Ser la madre de Frankenstein

Mary Shelley retratada por Fiona Sampson en una biografía sobre la gran escritora británica. 

Mary Shelley
Mary Shelley

¿Por qué leemos biografías? La ficción se entromete en todas las historias, y si algunas las creemos más veraces, es quizá porque la narración es más convincente. Ante las biografías de los artistas, sin embargo, los lectores tienen más defensas contra la mitificación: la obra está allí, objeto real que asiente o niega lo que los biógrafos proponen.
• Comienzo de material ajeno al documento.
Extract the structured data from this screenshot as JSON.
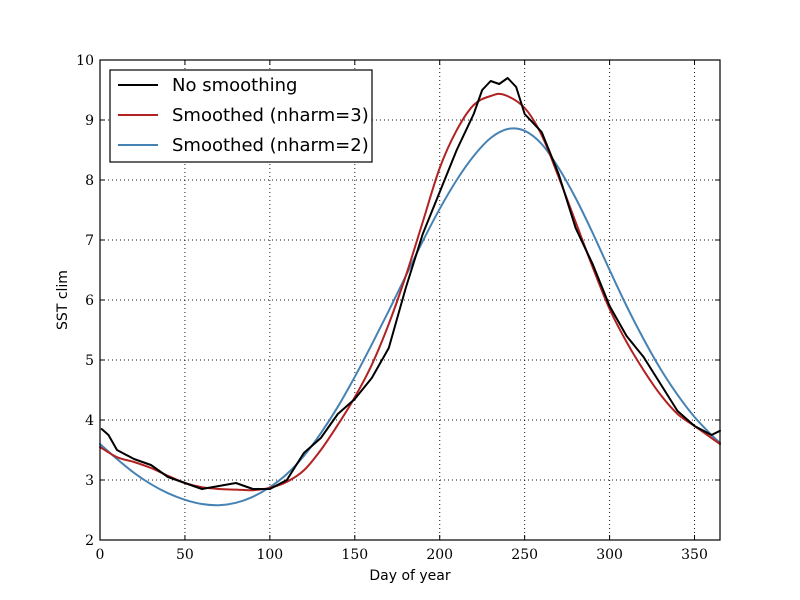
{
  "chart_data": {
    "type": "line",
    "xlabel": "Day of year",
    "ylabel": "SST clim",
    "xlim": [
      0,
      365
    ],
    "ylim": [
      2,
      10
    ],
    "xticks": [
      0,
      50,
      100,
      150,
      200,
      250,
      300,
      350
    ],
    "yticks": [
      2,
      3,
      4,
      5,
      6,
      7,
      8,
      9,
      10
    ],
    "grid": true,
    "legend_position": "top-left",
    "series": [
      {
        "name": "No smoothing",
        "color": "#000000",
        "x": [
          1,
          5,
          10,
          20,
          30,
          40,
          50,
          60,
          70,
          80,
          90,
          100,
          110,
          120,
          130,
          140,
          150,
          160,
          170,
          180,
          190,
          200,
          210,
          220,
          225,
          230,
          235,
          240,
          245,
          250,
          260,
          270,
          280,
          290,
          300,
          310,
          320,
          330,
          340,
          350,
          360,
          365
        ],
        "y": [
          3.85,
          3.75,
          3.5,
          3.35,
          3.25,
          3.05,
          2.95,
          2.85,
          2.9,
          2.95,
          2.85,
          2.85,
          3.0,
          3.45,
          3.7,
          4.1,
          4.35,
          4.7,
          5.2,
          6.2,
          7.1,
          7.8,
          8.5,
          9.1,
          9.5,
          9.65,
          9.6,
          9.7,
          9.55,
          9.1,
          8.8,
          8.1,
          7.2,
          6.6,
          5.9,
          5.4,
          5.05,
          4.6,
          4.15,
          3.9,
          3.75,
          3.82
        ]
      },
      {
        "name": "Smoothed (nharm=3)",
        "color": "#b22222",
        "x": [
          0,
          10,
          20,
          30,
          40,
          50,
          60,
          70,
          80,
          90,
          100,
          110,
          120,
          130,
          140,
          150,
          160,
          170,
          180,
          190,
          200,
          210,
          220,
          230,
          238,
          250,
          260,
          270,
          280,
          290,
          300,
          310,
          320,
          330,
          340,
          350,
          360,
          365
        ],
        "y": [
          3.55,
          3.38,
          3.3,
          3.2,
          3.07,
          2.95,
          2.88,
          2.85,
          2.84,
          2.83,
          2.87,
          2.97,
          3.16,
          3.5,
          3.92,
          4.38,
          4.92,
          5.6,
          6.4,
          7.3,
          8.2,
          8.83,
          9.25,
          9.4,
          9.42,
          9.2,
          8.75,
          8.05,
          7.3,
          6.55,
          5.85,
          5.3,
          4.83,
          4.42,
          4.1,
          3.9,
          3.7,
          3.6
        ]
      },
      {
        "name": "Smoothed (nharm=2)",
        "color": "#4682b4",
        "x": [
          0,
          10,
          20,
          30,
          40,
          50,
          60,
          70,
          80,
          90,
          100,
          110,
          120,
          130,
          140,
          150,
          160,
          170,
          180,
          190,
          200,
          210,
          220,
          230,
          240,
          250,
          260,
          270,
          280,
          290,
          300,
          310,
          320,
          330,
          340,
          350,
          360,
          365
        ],
        "y": [
          3.6,
          3.35,
          3.12,
          2.93,
          2.78,
          2.67,
          2.6,
          2.58,
          2.62,
          2.72,
          2.88,
          3.1,
          3.4,
          3.78,
          4.22,
          4.72,
          5.26,
          5.82,
          6.4,
          6.98,
          7.52,
          8.0,
          8.4,
          8.7,
          8.85,
          8.82,
          8.6,
          8.2,
          7.7,
          7.12,
          6.5,
          5.9,
          5.35,
          4.85,
          4.42,
          4.05,
          3.75,
          3.62
        ]
      }
    ]
  }
}
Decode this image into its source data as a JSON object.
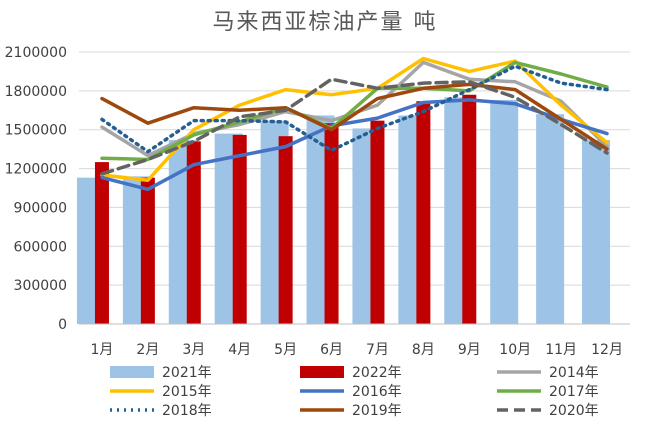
{
  "chart_data": {
    "type": "bar",
    "title": "马来西亚棕油产量    吨",
    "categories": [
      "1月",
      "2月",
      "3月",
      "4月",
      "5月",
      "6月",
      "7月",
      "8月",
      "9月",
      "10月",
      "11月",
      "12月"
    ],
    "ylim": [
      0,
      2100000
    ],
    "yticks": [
      0,
      300000,
      600000,
      900000,
      1200000,
      1500000,
      1800000,
      2100000
    ],
    "ytick_labels": [
      "0",
      "300000",
      "600000",
      "900000",
      "1200000",
      "1500000",
      "1800000",
      "2100000"
    ],
    "grid": true,
    "legend_position": "bottom",
    "series": [
      {
        "name": "2021年",
        "kind": "bar",
        "color": "#9DC3E6",
        "values": [
          1130000,
          1140000,
          1420000,
          1470000,
          1570000,
          1610000,
          1510000,
          1610000,
          1750000,
          1730000,
          1620000,
          1420000
        ]
      },
      {
        "name": "2022年",
        "kind": "bar",
        "color": "#C00000",
        "values": [
          1250000,
          1130000,
          1410000,
          1460000,
          1450000,
          1550000,
          1570000,
          1720000,
          1770000,
          null,
          null,
          null
        ]
      },
      {
        "name": "2014年",
        "kind": "line",
        "style": "solid",
        "color": "#A5A5A5",
        "values": [
          1520000,
          1300000,
          1470000,
          1540000,
          1640000,
          1570000,
          1690000,
          2020000,
          1890000,
          1870000,
          1720000,
          1370000
        ]
      },
      {
        "name": "2015年",
        "kind": "line",
        "style": "solid",
        "color": "#FFC000",
        "values": [
          1150000,
          1110000,
          1500000,
          1690000,
          1810000,
          1770000,
          1820000,
          2050000,
          1950000,
          2030000,
          1690000,
          1400000
        ]
      },
      {
        "name": "2016年",
        "kind": "line",
        "style": "solid",
        "color": "#4472C4",
        "values": [
          1130000,
          1040000,
          1230000,
          1300000,
          1370000,
          1530000,
          1590000,
          1710000,
          1730000,
          1700000,
          1580000,
          1470000
        ]
      },
      {
        "name": "2017年",
        "kind": "line",
        "style": "solid",
        "color": "#70AD47",
        "values": [
          1280000,
          1270000,
          1460000,
          1560000,
          1670000,
          1510000,
          1820000,
          1820000,
          1800000,
          2020000,
          1930000,
          1830000
        ]
      },
      {
        "name": "2018年",
        "kind": "line",
        "style": "dotted",
        "color": "#255E91",
        "values": [
          1580000,
          1330000,
          1570000,
          1570000,
          1560000,
          1340000,
          1510000,
          1640000,
          1810000,
          1990000,
          1860000,
          1810000
        ]
      },
      {
        "name": "2019年",
        "kind": "line",
        "style": "solid",
        "color": "#9E480E",
        "values": [
          1740000,
          1550000,
          1670000,
          1650000,
          1670000,
          1500000,
          1740000,
          1820000,
          1850000,
          1810000,
          1580000,
          1350000
        ]
      },
      {
        "name": "2020年",
        "kind": "line",
        "style": "dashed",
        "color": "#636363",
        "values": [
          1160000,
          1270000,
          1410000,
          1600000,
          1650000,
          1890000,
          1820000,
          1860000,
          1870000,
          1750000,
          1540000,
          1320000
        ]
      }
    ]
  }
}
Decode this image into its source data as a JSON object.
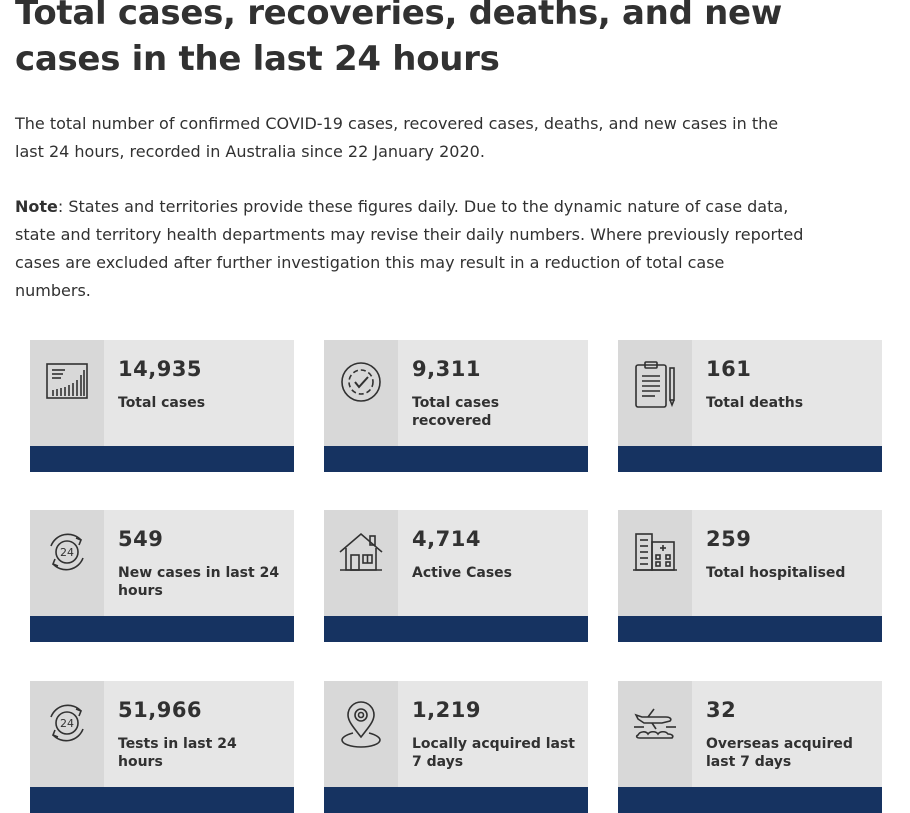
{
  "page": {
    "title": "Total cases, recoveries, deaths, and new cases in the last 24 hours",
    "intro": "The total number of confirmed COVID-19 cases, recovered cases, deaths, and new cases in the last 24 hours, recorded in Australia since 22 January 2020.",
    "note_label": "Note",
    "note_text": ": States and territories provide these figures daily. Due to the dynamic nature of case data, state and territory health departments may revise their daily numbers. Where previously reported cases are excluded after further investigation this may result in a reduction of total case numbers."
  },
  "colors": {
    "accent_bar": "#163361",
    "card_bg": "#e6e6e6",
    "icon_bg": "#d8d8d8",
    "text": "#313131"
  },
  "cards": [
    {
      "value": "14,935",
      "label": "Total cases",
      "icon": "bar-chart-icon"
    },
    {
      "value": "9,311",
      "label": "Total cases recovered",
      "icon": "check-circle-icon"
    },
    {
      "value": "161",
      "label": "Total deaths",
      "icon": "clipboard-icon"
    },
    {
      "value": "549",
      "label": "New cases in last 24 hours",
      "icon": "24-hours-icon"
    },
    {
      "value": "4,714",
      "label": "Active Cases",
      "icon": "house-icon"
    },
    {
      "value": "259",
      "label": "Total hospitalised",
      "icon": "hospital-icon"
    },
    {
      "value": "51,966",
      "label": "Tests in last 24 hours",
      "icon": "24-hours-icon"
    },
    {
      "value": "1,219",
      "label": "Locally acquired last 7 days",
      "icon": "location-pin-icon"
    },
    {
      "value": "32",
      "label": "Overseas acquired last 7 days",
      "icon": "airplane-icon"
    }
  ]
}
El libro de Fiona Sampson sobre Mary Shelley se apoya sobre datos incuestionables: fechas de edición, de cartas, de diarios; artículos críticos, y sobre todo textos de la autora. Sampson se esfuerza por explicar la época y el lugar de los hechos, y observa con agudeza unas mentalidades de otro tiempo.

El lector compone así la imagen de una adolescente que escribe una novela filosófica cuando acaba de perder a su hijo recién nacido, de regreso de un viaje por Europa que hizo casi sin dinero, que vive con una hermana con la que da la impresión de que comparte la cama de su marido -un heredero desheredado, escritor abarrocado y seductor invicto. Junto a otros artistas igualmente jóvenes, pasa en vela noches de poesía, vino y láudano, discute la geopolítica compleja de su época y se niega a matar animales para comer, de manera que su cuerpo casi transparente se alimenta sólo de cosas tan blancas como ella, nabos, papas, radichas. Es hija de una pareja célebre, que desafía con su obra y su conducta las convenciones de su tiempo (aunque todavía no es la represiva era victoriana). Su padre es novelista y filósofo, editor de libros hoy considerados clásicos, y su madre fue precursora del feminismo.

La muerte era un acontecimiento cotidiano. De los cuatro hijos que tuvo Mary, tres murieron en la primera infancia. Su madre había muerto de fiebre puerperal después del nacimiento de Mary; dos hermanas se suicidaron, y su marido se ahogó cuando naufragó el yate en el que viajaba por la costa italiana.

La intención de Sampson es indagar en las circunstancias que rodearon la creación de Frankenstein, su gran libro, una obra que, doscientos años después de su publicación, es posible leer con provecho; para eso se detiene con minucia en el examen de los años de infancia y adolescencia de Mary, que escribió su obra maestra a los diecinueve años. La autora no somete a Mary a un examen en contraste con sus contemporáneos (como Jane Austen o Walter Scott), sino que más bien expone sus ideas y su vida, fundamentos directos de las ideas de su novela.

EN BUSCA DE MARY SHELLEY, de Fiona Sampson. Galaxia Gutenberg, 2018. Barcelona, 364 págs. Tr. de Andrés Catalán. Distribuye Océano.